By Gina Wouters, Vizcaya Museum and Gardens
Robert Winthrop Chanler: Discovering the Fantastic, co-published by Vizcaya Museum and Gardens, and the Monacelli Press (released May 2016), is the first publication on the artist since his death. Although Chanler moved within a network of well-known artists (he has been portrayed by Man Ray and Carl van Vechten among others) and he received a steady number of commissions from high profile patrons, after his death he was marginalized by an art-historical discourse that centered on a singular path to modernity, as well as owing to practical difficulties regarding accessibility to his works.
The introduction to the book follows the trajectory of Chanler’s ascent as an artist and his fading from the public eye after his death.

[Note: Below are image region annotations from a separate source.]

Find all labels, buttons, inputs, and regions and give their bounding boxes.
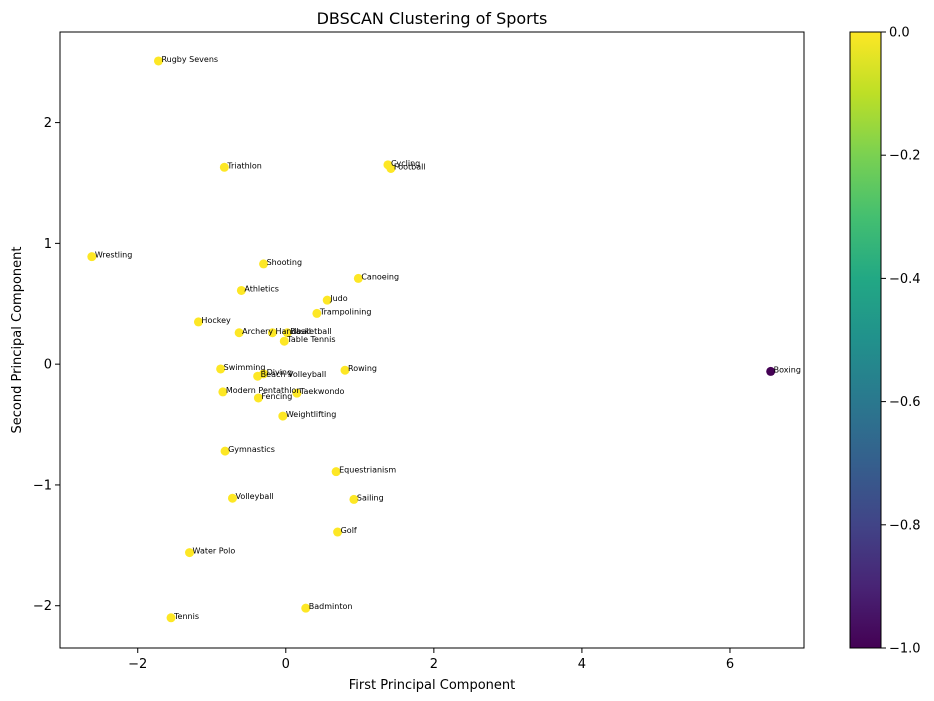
colorbar-tick-label: 0.0: [889, 26, 910, 41]
x-tick-label: 0: [282, 657, 290, 672]
scatter-point: [216, 364, 226, 374]
scatter-point: [193, 317, 203, 327]
scatter-point: [301, 603, 311, 613]
x-tick-label: 4: [578, 657, 586, 672]
point-label: Football: [394, 162, 426, 171]
colorbar-tick-label: −0.4: [889, 272, 921, 287]
scatter-point: [386, 163, 396, 173]
point-label: Gymnastics: [228, 445, 275, 454]
point-label: Athletics: [244, 284, 279, 293]
point-label: Boxing: [774, 365, 801, 374]
scatter-point: [227, 493, 237, 503]
scatter-point: [766, 366, 776, 376]
point-label: Sailing: [357, 493, 384, 502]
point-label: Volleyball: [235, 492, 273, 501]
scatter-point: [234, 328, 244, 338]
scatter-point: [349, 494, 359, 504]
scatter-point: [219, 162, 229, 172]
point-label: Water Polo: [193, 547, 236, 556]
points-layer: [87, 56, 776, 623]
y-tick-label: 1: [44, 237, 52, 252]
scatter-point: [282, 328, 292, 338]
scatter-point: [312, 308, 322, 318]
scatter-point: [220, 446, 230, 456]
y-tick-label: 2: [44, 116, 52, 131]
point-label: Golf: [341, 526, 357, 535]
colorbar-ticks: 0.0 −0.2 −0.4 −0.6 −0.8 −1.0: [881, 26, 921, 657]
point-label: Beach Volleyball: [261, 370, 327, 379]
point-label: Diving: [267, 368, 293, 377]
x-axis-ticks: −2 0 2 4 6: [128, 648, 734, 672]
x-tick-label: 2: [430, 657, 438, 672]
point-label: Basketball: [290, 327, 331, 336]
point-label: Archery: [242, 327, 273, 336]
point-label: Hockey: [201, 316, 231, 325]
scatter-point: [292, 388, 302, 398]
scatter-point: [279, 336, 289, 346]
plot-frame: [59, 31, 805, 649]
scatter-point: [353, 273, 363, 283]
point-label: Judo: [329, 294, 348, 303]
point-label: Equestrianism: [339, 466, 396, 475]
point-label: Tennis: [173, 612, 199, 621]
scatter-point: [87, 252, 97, 262]
colorbar-tick-label: −0.8: [889, 518, 921, 533]
colorbar-tick-label: −1.0: [889, 642, 921, 657]
y-tick-label: −2: [33, 599, 52, 614]
scatter-point: [340, 365, 350, 375]
chart-title: DBSCAN Clustering of Sports: [317, 9, 548, 28]
point-label: Triathlon: [226, 161, 262, 170]
point-label: Wrestling: [95, 251, 132, 260]
scatter-point: [166, 613, 176, 623]
x-tick-label: −2: [128, 657, 147, 672]
point-label: Fencing: [261, 392, 292, 401]
point-label: Swimming: [224, 363, 266, 372]
colorbar: 0.0 −0.2 −0.4 −0.6 −0.8 −1.0: [849, 26, 921, 657]
point-label: Weightlifting: [286, 410, 337, 419]
scatter-point: [153, 56, 163, 66]
scatter-point: [333, 527, 343, 537]
scatter-point: [218, 387, 228, 397]
point-label: Badminton: [309, 602, 353, 611]
colorbar-tick-label: −0.2: [889, 149, 921, 164]
scatter-point: [259, 259, 269, 269]
scatter-point: [185, 548, 195, 558]
point-label: Rugby Sevens: [161, 55, 218, 64]
point-label: Rowing: [348, 364, 377, 373]
colorbar-tick-label: −0.6: [889, 395, 921, 410]
point-label: Taekwondo: [299, 387, 345, 396]
point-label: Trampolining: [319, 307, 372, 316]
y-tick-label: −1: [33, 478, 52, 493]
point-label: Shooting: [267, 258, 302, 267]
scatter-point: [253, 393, 263, 403]
point-label: Cycling: [391, 159, 420, 168]
scatter-point: [236, 285, 246, 295]
x-axis-label: First Principal Component: [349, 678, 516, 693]
scatter-point: [253, 371, 263, 381]
scatter-point: [322, 295, 332, 305]
scatter-point: [278, 411, 288, 421]
colorbar-gradient: [849, 31, 882, 649]
point-label: Modern Pentathlon: [226, 386, 302, 395]
point-label: Table Tennis: [286, 335, 335, 344]
y-axis-label: Second Principal Component: [10, 247, 25, 434]
point-label: Handball: [275, 327, 311, 336]
x-tick-label: 6: [726, 657, 734, 672]
scatter-point: [331, 467, 341, 477]
y-axis-ticks: −2 −1 0 1 2: [33, 116, 60, 614]
point-label: Canoeing: [361, 272, 399, 281]
y-tick-label: 0: [44, 358, 52, 373]
scatter-point: [267, 328, 277, 338]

The fact that he commercially labeled himself as an interior decorator and his preferred medium was the screen –a decorative and thus “lesser art form”– are without doubt some of the factors behind his obscurity.
Chanler had a penchant for altering spaces, whether through the immersive qualities his architectural interiors impart, or by way of a movable yet space-defining object such as the screen. The screens are often two sided and represent a variety of worlds, aquatic, avian, celestial and terrestrial. Chanler’s work is largely absent from the public eye, save for the swimming pool ceiling at Vizcaya Museum and Gardens in Miami, Florida and the Breakfast room at Coe Hall in Long Island, New York. These are both complex architectural spaces that present themselves in a compromised state due to the preservation conundrums his architectural works present.

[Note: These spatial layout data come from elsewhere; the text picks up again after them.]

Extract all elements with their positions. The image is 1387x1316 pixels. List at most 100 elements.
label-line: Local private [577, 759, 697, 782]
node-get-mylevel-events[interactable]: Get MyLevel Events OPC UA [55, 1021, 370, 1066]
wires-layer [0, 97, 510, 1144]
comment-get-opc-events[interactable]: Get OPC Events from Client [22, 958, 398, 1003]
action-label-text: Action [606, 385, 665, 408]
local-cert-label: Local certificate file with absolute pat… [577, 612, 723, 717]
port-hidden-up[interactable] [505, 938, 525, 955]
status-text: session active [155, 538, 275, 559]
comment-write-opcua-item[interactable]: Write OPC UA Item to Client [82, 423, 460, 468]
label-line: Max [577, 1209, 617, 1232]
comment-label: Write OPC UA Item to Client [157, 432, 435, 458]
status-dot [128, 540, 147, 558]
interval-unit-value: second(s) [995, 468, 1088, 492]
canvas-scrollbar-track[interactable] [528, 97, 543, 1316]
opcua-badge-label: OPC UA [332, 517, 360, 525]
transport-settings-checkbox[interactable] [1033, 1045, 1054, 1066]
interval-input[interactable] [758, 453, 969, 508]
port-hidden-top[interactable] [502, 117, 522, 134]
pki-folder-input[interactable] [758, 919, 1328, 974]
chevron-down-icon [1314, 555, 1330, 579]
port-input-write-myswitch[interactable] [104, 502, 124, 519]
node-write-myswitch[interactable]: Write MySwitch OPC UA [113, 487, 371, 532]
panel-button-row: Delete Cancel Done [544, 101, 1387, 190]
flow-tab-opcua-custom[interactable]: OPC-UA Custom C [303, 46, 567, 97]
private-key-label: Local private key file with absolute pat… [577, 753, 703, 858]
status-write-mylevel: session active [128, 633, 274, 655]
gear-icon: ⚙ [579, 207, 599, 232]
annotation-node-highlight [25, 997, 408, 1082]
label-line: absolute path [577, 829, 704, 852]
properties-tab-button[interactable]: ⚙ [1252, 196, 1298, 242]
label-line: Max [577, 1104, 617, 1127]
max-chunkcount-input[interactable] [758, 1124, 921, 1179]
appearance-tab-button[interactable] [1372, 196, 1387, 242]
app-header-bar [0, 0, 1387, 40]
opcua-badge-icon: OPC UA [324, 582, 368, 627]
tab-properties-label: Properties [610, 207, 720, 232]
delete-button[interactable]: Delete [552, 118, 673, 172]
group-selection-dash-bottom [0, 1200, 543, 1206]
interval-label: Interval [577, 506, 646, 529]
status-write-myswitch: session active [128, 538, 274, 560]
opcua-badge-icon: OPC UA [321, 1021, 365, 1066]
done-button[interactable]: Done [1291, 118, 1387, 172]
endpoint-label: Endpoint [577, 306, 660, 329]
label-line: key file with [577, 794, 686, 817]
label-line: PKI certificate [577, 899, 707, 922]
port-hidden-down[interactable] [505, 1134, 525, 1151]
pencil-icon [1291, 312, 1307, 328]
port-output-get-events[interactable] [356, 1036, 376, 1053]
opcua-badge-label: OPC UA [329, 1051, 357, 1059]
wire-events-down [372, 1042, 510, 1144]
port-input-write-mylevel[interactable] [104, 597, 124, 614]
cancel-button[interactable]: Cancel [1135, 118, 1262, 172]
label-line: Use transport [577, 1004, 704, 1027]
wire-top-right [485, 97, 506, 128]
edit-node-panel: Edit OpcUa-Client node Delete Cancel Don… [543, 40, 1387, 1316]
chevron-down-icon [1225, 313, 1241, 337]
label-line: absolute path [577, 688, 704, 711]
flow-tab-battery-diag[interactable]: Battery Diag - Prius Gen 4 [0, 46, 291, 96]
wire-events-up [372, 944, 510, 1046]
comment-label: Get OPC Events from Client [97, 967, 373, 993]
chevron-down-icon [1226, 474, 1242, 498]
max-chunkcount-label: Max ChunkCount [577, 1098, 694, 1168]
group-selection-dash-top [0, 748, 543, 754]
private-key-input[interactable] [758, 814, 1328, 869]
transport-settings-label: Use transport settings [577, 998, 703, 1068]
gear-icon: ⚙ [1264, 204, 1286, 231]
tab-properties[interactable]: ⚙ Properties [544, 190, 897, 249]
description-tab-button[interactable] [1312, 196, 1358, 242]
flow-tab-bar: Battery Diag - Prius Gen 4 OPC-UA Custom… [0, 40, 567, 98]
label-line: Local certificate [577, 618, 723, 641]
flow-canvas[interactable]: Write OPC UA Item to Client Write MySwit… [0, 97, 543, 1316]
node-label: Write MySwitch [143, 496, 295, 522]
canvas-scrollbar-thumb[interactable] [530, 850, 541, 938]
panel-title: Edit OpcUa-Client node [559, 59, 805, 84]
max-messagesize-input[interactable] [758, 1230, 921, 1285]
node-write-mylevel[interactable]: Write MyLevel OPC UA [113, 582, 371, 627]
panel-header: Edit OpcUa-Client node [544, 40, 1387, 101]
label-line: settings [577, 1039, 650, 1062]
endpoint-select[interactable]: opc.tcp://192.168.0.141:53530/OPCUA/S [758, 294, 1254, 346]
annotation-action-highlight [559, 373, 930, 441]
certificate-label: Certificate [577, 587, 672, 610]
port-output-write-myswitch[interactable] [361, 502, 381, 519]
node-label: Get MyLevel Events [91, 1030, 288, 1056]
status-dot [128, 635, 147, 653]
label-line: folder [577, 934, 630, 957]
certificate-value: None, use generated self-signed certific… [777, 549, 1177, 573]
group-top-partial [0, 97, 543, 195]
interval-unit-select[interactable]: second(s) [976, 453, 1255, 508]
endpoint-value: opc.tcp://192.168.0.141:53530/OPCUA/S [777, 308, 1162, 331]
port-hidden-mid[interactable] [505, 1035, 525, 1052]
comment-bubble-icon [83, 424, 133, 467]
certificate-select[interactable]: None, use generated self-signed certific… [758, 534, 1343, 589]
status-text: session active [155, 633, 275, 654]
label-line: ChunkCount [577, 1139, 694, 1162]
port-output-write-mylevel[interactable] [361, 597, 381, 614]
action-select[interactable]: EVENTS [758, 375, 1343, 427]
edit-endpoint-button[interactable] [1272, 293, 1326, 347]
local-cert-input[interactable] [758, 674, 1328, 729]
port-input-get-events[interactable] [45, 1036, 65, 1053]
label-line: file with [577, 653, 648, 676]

Chanler’s dozens of screens are for the most part in private collections, largely handed down to descendants from those who commissioned them directly from the artist in the 1910s and 1920s. Or they are buried deep in museum storage like works in the collections of the Smithsonian American Art Museum, Brooklyn Museum and Whitney Museum of American Art. Only the Metropolitan Museum of Art has Chanler’s Porcupines and Nightmares panel in open storage in the Henry R. Luce Galleries.
Within the art historical context, Robert Winthrop Chanler’s fame lays in his monumental participation in the 1913 International Exhibition of Modern Art, popularly known as The Armory show, which was held in New York City, Boston, and Chicago. His work covered the walls of Gallery A the first space all guests would enter, which was dedicated to American Sculpture and Decorative Art. Not only did he show over a dozen works, as new research in the publication reveals, but he was also an important patron of his European peers, purchasing works by Odilon Redon, Constantin Brâncuşi and Amadeo de Souza Cardoso. As Laurette McCarthy writes, the works by the latter two were regarded as “extreme and revolutionary. Chanler’s acquisition of these works would have been thought quite daring and placed him in a relatively small circle of those who bought modern art from the show.”

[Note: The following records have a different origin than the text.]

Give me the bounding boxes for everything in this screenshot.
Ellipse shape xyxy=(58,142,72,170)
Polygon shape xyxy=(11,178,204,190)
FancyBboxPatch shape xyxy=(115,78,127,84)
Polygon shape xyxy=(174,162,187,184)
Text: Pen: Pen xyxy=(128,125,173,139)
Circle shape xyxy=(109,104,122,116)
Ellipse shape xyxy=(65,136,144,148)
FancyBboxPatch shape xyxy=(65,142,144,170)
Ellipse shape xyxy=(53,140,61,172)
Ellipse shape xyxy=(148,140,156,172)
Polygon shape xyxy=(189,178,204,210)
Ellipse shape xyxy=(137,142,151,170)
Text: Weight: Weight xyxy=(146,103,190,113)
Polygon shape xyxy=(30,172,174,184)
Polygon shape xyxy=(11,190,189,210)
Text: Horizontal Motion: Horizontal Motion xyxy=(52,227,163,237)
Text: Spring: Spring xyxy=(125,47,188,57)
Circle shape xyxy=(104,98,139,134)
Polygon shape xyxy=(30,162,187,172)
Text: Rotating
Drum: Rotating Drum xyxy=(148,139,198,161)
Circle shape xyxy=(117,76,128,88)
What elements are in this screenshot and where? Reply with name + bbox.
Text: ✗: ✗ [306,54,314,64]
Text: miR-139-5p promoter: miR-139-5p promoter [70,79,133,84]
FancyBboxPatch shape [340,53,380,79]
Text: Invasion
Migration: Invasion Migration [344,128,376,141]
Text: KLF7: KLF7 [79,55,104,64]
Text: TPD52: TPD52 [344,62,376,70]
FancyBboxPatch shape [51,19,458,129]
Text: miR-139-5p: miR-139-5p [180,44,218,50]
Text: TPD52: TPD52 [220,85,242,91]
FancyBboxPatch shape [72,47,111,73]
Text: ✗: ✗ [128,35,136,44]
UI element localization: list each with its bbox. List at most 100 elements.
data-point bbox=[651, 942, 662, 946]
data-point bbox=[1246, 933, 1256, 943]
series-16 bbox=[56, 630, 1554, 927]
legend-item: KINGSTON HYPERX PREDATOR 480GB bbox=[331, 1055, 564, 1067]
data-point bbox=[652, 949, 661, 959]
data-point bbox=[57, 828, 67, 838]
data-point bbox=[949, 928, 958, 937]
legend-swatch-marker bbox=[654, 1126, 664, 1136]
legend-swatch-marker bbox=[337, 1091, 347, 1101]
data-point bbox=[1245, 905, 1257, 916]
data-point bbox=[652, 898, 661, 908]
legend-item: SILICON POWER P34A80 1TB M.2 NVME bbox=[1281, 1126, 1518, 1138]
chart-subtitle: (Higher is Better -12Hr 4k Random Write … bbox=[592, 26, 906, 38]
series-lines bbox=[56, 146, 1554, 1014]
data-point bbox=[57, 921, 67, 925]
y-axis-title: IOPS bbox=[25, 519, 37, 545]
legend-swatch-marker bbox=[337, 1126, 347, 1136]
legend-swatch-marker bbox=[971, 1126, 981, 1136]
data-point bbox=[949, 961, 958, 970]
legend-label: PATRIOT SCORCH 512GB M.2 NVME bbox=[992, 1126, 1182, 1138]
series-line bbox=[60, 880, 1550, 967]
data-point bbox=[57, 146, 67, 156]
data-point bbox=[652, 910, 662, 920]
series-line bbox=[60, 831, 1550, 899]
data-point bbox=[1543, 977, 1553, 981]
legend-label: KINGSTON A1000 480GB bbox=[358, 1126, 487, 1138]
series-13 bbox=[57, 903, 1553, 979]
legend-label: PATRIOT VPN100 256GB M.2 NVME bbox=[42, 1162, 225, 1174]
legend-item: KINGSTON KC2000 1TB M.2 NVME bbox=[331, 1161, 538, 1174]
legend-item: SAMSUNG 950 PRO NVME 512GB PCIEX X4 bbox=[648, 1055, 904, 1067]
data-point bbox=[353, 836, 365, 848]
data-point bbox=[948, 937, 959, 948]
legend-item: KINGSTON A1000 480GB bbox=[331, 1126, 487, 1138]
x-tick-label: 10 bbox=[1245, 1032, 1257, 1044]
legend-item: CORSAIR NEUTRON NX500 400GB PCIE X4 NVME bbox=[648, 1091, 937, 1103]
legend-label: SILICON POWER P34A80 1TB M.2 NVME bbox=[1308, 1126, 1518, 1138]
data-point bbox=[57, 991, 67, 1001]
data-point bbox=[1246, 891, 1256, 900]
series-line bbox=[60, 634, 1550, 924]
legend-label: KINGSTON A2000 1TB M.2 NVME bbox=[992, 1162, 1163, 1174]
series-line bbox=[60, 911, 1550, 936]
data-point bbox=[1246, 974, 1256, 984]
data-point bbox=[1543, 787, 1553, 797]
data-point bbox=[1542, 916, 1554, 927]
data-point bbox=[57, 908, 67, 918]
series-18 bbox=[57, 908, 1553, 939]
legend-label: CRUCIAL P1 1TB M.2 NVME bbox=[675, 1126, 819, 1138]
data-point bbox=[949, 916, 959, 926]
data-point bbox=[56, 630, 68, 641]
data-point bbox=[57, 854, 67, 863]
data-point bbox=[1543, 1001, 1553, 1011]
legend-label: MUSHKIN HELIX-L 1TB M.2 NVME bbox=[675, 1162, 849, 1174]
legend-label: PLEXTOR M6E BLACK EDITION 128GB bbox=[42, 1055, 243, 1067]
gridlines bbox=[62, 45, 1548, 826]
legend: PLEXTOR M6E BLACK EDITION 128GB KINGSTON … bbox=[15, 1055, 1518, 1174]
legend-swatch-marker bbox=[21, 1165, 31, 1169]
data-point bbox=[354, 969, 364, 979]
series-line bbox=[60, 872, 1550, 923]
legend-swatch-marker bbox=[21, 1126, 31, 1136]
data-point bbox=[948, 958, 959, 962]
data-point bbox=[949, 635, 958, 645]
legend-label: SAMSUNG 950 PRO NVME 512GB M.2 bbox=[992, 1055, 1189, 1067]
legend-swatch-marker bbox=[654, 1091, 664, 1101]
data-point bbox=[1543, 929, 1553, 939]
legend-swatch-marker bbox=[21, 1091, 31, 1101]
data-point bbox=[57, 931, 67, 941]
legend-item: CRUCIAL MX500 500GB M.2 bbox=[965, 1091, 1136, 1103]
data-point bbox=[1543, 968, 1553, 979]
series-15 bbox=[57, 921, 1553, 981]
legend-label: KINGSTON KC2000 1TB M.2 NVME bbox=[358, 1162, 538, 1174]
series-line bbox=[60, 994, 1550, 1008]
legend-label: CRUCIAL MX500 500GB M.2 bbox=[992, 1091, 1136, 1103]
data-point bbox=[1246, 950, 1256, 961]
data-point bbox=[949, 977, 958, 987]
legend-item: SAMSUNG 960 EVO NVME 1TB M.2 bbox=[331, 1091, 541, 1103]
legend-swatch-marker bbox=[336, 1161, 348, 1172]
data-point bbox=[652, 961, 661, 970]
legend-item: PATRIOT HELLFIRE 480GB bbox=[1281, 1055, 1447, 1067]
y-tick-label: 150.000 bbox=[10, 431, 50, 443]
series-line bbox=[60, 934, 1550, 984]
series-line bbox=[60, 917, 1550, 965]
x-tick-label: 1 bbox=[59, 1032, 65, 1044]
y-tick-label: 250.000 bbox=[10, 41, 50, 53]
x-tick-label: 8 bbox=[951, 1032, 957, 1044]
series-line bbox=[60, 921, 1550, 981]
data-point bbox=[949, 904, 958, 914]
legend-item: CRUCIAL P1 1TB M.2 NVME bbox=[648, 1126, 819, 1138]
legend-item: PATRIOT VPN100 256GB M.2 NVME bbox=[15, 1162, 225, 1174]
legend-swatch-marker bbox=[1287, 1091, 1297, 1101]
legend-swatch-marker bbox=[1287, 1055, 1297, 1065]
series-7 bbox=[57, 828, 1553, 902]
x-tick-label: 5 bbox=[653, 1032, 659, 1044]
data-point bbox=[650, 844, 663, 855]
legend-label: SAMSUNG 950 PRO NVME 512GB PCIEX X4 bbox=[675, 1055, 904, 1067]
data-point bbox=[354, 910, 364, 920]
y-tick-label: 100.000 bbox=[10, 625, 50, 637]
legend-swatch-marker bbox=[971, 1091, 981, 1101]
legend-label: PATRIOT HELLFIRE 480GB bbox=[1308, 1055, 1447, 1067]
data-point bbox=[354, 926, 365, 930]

The monumentality of Chanler’s work and the immersive experiences they impart made him into a highly sought after artist in his years, yet the complexity and fixity of the architectural spaces and the often times immobility of his enormous screens hampered anyone other than the select strata they were created for to encounter them. Although Chanler embraced modernist ideals during their nascent years in the United States, his work became outdated after the bold direction of post-war Abstract Expressionism left his work out of vogue.
Essays in the publication cover aspects of his life and work and focus on the 1913 Armory Show, Chanler’s workshop at the House of Fantasy, Gilded Age patrons and commissions, patronage by Gertrude Vanderbilt Whitney, and preservation challenges his works present. Chanler’s decorative work has been peripheral to the artistic canon for over eighty years and this publication is his first return to the public eye. Hopefully, the research presented in the book will catalyze scholars and provide a springboard for continued research.